Pipe loop data from Thomas (1978) is compared with trends predicted by the Wilson and Thomas (1985) turbulent flow theory. For a Bingham plastic clay slurry, the theory predicts that as the velocity reduces towards transition, the pressure gradient tends closer towards the water curve. When granular particles, such as sand, are added to the clay slurry, the behaviour changes. Depending on the particle size of the sand and the rheology of the clay slurry, the mixture pressure gradient may trend away from the water curve as the velocity reduces or it may tend to parallel the water curve, or it may trend towards the water line in a similar manner as for clay slurry. These differing behaviours are determined by the size of the sand particles relative to the thickness of the viscous sub-layer.
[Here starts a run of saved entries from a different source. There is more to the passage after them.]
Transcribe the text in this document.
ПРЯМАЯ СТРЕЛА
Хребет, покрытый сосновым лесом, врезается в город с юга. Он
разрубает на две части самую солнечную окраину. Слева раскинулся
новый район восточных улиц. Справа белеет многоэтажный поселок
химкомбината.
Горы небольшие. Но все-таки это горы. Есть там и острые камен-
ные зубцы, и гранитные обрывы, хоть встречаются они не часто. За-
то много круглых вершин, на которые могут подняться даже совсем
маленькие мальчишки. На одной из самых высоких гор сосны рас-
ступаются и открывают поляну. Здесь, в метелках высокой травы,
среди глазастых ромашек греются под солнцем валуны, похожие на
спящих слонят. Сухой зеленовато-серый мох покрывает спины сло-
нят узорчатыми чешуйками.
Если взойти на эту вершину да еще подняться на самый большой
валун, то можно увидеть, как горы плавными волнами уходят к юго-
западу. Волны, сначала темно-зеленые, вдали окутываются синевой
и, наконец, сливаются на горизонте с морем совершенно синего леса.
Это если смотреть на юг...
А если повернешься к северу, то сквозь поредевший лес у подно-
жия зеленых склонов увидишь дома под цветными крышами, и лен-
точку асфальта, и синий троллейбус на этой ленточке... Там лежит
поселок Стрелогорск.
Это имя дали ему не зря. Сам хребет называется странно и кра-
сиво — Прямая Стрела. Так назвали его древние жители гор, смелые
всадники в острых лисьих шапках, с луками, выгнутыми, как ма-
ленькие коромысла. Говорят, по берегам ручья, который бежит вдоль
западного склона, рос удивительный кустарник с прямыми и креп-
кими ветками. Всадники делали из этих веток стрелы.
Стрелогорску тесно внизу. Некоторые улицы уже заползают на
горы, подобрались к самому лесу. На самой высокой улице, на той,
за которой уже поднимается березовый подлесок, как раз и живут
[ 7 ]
If the sand particles are small enough to reside within the viscous sub-layer they will increase the viscosity within the sub-layer and increase the pressure gradient. Conversely, if the sand particles are too large to reside within the sub-layer, the viscosity is not increased and the pressure gradient is lowered. These d/effects are separate from heterogeneous settling effects which may accentuate the effects.
Fitton (2015, 2017) has noted a wide range of behaviour for different slurries in the transition region.
The d/ effects explored in this paper may explain some of these differing behaviours.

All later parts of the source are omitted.